ラヴクラフトとダーレス合作の最初の作品である「暗黒の儀式」は、ほぼダーレスの手によるものであり、ダーレスが独自に創作したダーレス神話の一環。舞台はは1923〜1924年のダニッチの近郊。物語はHPLの妖術師とヨグ=ソトースの系譜に焦点を当て、異なる視点の3章から成る。作中の牧師の解説シーンが丸々と未発表のHPLの草稿である。
本作では、ダーレスが生み出した旧神の印が重要な役割を果たしている。特に五芒星形の石に刻まれた「炎」のマークは、以降の作品で標準的な設定となった。この旧神の印は、ラヴクラフトの草稿時点ですでに決定されており、ダーレスによる独自のアレンジではない。
本作に邪神オサダゴワが初めて登場するが、ラヴクラフトの草稿に既にオサダゴワが言及されていて、彼を創造したのもラヴクラフトだった。オサダゴワはツァトゥグァの息子とされているが、物語の進行によってその真偽が疑われる要素も取り入れられている。
- アンブローズ・デュワート…1章の主人公
- スティーブン・ベイツ…2章の主人公、デュワートの従兄弟
- セネカ・ラファム博士…3章の主人公、ミスカトニック大学の教授
- ウィンフィールド・フィリップス
- リチャード・ビリントン
- クアミス
- ラバン・ビリントン…アリヤの息子
- アリヤ・ビリントン…リチャードに取り憑かれてた人
- ウォード・フィリップス…ラヴクラフトをモチーフ
- ジョン・ドゥルーヴェン
- ビショップ夫人
- ジャイルズ夫人
- ジョン・ドゥルーヴェン
- レム・ウェイトリィ
- オサダゴワ
- ヨグ=ソトース
- ナイアルラトホテップ
- イタカ
- 外なる神の従者
- 狩り立てる恐怖
【舞台】
- 1923年 アーカム ビリントンの森
ニューイングランドの深い森に潜む、世代を超えた呪いの物語。
18世紀、リチャード・ビリントンが行った禁断の儀式は、時空を超えて悪夢の連鎖を生み出す。異形の子の誕生、焚刑の炎、そして消えゆく人々。19世紀初頭、リチャードの魂は子孫アリヤに憑依し、再び闇の力を呼び覚ます。だが、自らの運命に抗ったアリヤは、己を封印し、大西洋を越えて逃れる。

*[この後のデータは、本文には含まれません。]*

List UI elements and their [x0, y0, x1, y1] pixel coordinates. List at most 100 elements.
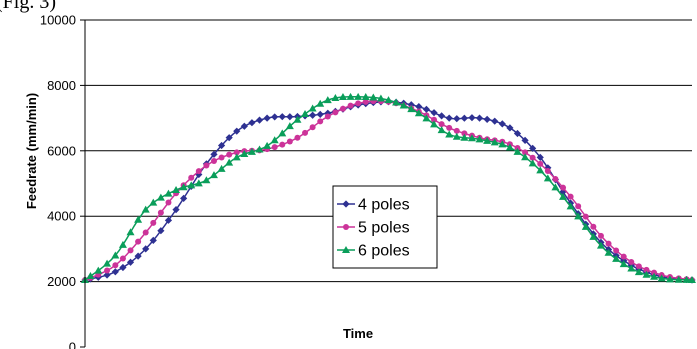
- point-5-poles-28: [188, 174, 195, 181]
- point-4-poles-104: [475, 114, 484, 122]
- point-4-poles-44: [248, 119, 256, 127]
- point-6-poles-20: [156, 193, 165, 201]
- y-tick-labels: 0 2000 4000 6000 8000 10000: [40, 13, 76, 349]
- point-4-poles-10: [119, 263, 127, 272]
- point-4-poles-120: [536, 153, 544, 161]
- point-6-poles-62: [316, 99, 325, 107]
- point-5-poles-62: [317, 118, 324, 125]
- point-5-poles-150: [651, 269, 658, 276]
- point-4-poles-40: [233, 127, 241, 135]
- point-6-poles-144: [627, 264, 636, 272]
- point-6-poles-32: [202, 176, 211, 184]
- point-6-poles-30: [194, 179, 203, 187]
- point-6-poles-70: [346, 92, 355, 100]
- point-5-poles-136: [597, 232, 604, 239]
- point-6-poles-24: [172, 186, 181, 194]
- y-tick-label-4000: 4000: [47, 209, 76, 224]
- point-6-poles-142: [619, 260, 628, 268]
- point-4-poles-112: [506, 124, 514, 132]
- point-5-poles-20: [157, 209, 164, 216]
- point-6-poles-102: [467, 134, 476, 142]
- point-6-poles-152: [657, 274, 666, 282]
- point-4-poles-114: [513, 129, 522, 138]
- point-6-poles-146: [634, 268, 643, 276]
- y-axis-label: Feedrate (mm/min): [24, 93, 39, 209]
- point-6-poles-154: [665, 275, 674, 283]
- point-4-poles-14: [134, 252, 142, 260]
- point-5-poles-6: [104, 267, 111, 274]
- point-5-poles-120: [537, 160, 544, 167]
- point-6-poles-118: [528, 159, 537, 167]
- point-6-poles-36: [217, 164, 226, 172]
- point-4-poles-46: [255, 116, 264, 124]
- point-6-poles-40: [232, 153, 241, 161]
- point-5-poles-34: [210, 157, 217, 164]
- point-6-poles-114: [513, 147, 522, 155]
- point-4-poles-54: [286, 113, 294, 121]
- point-4-poles-50: [271, 113, 279, 121]
- point-4-poles-16: [142, 245, 150, 253]
- point-6-poles-26: [179, 183, 188, 191]
- y-tick-label-6000: 6000: [47, 143, 76, 158]
- point-5-poles-140: [613, 247, 620, 254]
- point-6-poles-72: [354, 92, 363, 100]
- point-6-poles-138: [604, 248, 613, 256]
- point-4-poles-102: [468, 114, 476, 122]
- point-4-poles-34: [210, 150, 218, 158]
- series-layer: [81, 92, 696, 284]
- point-5-poles-18: [150, 219, 157, 226]
- point-6-poles-98: [452, 132, 461, 140]
- point-5-poles-74: [362, 98, 369, 105]
- point-4-poles-108: [491, 117, 499, 125]
- point-6-poles-28: [187, 181, 196, 189]
- point-6-poles-66: [331, 93, 340, 101]
- point-4-poles-92: [430, 109, 438, 117]
- point-5-poles-8: [112, 262, 119, 269]
- point-5-poles-56: [294, 134, 301, 141]
- legend-label-0: 4 poles: [358, 197, 410, 214]
- point-4-poles-12: [126, 258, 135, 266]
- point-5-poles-10: [119, 255, 126, 262]
- legend-label-1: 5 poles: [358, 220, 410, 237]
- point-4-poles-116: [521, 136, 529, 144]
- point-5-poles-134: [590, 223, 597, 230]
- point-4-poles-94: [438, 112, 446, 120]
- top-fragment-text: (Fig. 3): [0, 0, 56, 13]
- y-tick-label-0: 0: [69, 340, 76, 349]
- point-5-poles-94: [438, 121, 445, 128]
- point-5-poles-144: [628, 258, 635, 265]
- point-6-poles-108: [490, 138, 499, 146]
- point-5-poles-68: [339, 105, 346, 112]
- point-6-poles-80: [384, 96, 393, 104]
- point-4-poles-106: [483, 115, 491, 124]
- point-6-poles-160: [688, 275, 696, 283]
- point-4-poles-118: [529, 144, 537, 152]
- point-6-poles-94: [437, 126, 446, 134]
- point-4-poles-110: [498, 120, 506, 128]
- point-6-poles-82: [392, 98, 401, 106]
- point-5-poles-32: [203, 162, 210, 169]
- point-6-poles-104: [475, 135, 484, 143]
- point-5-poles-22: [165, 199, 172, 206]
- point-5-poles-126: [560, 184, 567, 191]
- point-6-poles-48: [263, 141, 272, 149]
- point-5-poles-132: [582, 213, 589, 220]
- point-6-poles-50: [270, 136, 279, 144]
- point-4-poles-48: [263, 114, 271, 122]
- point-4-poles-22: [164, 216, 173, 224]
- point-6-poles-90: [422, 114, 431, 122]
- point-6-poles-128: [566, 202, 575, 210]
- point-6-poles-132: [581, 222, 590, 230]
- point-4-poles-24: [172, 206, 180, 214]
- point-5-poles-100: [461, 130, 468, 137]
- legend: 4 poles 5 poles 6 poles: [332, 185, 438, 269]
- point-6-poles-8: [111, 251, 120, 259]
- point-6-poles-84: [399, 101, 408, 109]
- point-6-poles-112: [505, 143, 514, 151]
- point-4-poles-62: [316, 110, 324, 118]
- point-6-poles-56: [293, 115, 302, 123]
- point-6-poles-134: [589, 232, 598, 240]
- point-6-poles-34: [209, 171, 218, 179]
- point-6-poles-52: [278, 129, 287, 137]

時は流れ、1921年。アリヤの血を引くアンブローズ・デュワートが、忌まわしき屋敷を相続する。好奇心に駆られた彼は、埃にまみれた古文書の中に、家族の暗い過去を発見する。ダニッチの町を訪れ、さらなる真実に迫るアンブローズ。しかし、彼の探求は、眠りし古の存在を目覚めさせてしまう。
不安に駆られたアンブローズは、従弟スティーブン・ベイツに救いを求める。だが、スティーブンを待っていたのは、想像を絶する恐怖だった。夜の静寂を破る不可解な詠唱、意味不明な寝言、そして石塔で行われる禁断の儀式。スティーブンの目の前で、ビリントン家の呪いが、その全貌を現し始める。
謎の人物クアミスの出現が、事態をさらに混沌へと陥れる。アンブローズとクアミスの企みにより、封印の石が外される。1924年4月、真相を告げようとするスティーブンの前に、底知れぬ闇が立ちはだかる。
最後の希望は、ラファム博士とウィンフィールド・フィリップスに託される。
幾世代にも渡って紡がれてきた呪いの糸。異界の存在との危険な契約。そして、決して開いてはならなかった扉。ビリントンの森に秘められた真実は、人類の理解をはるかに超えていた。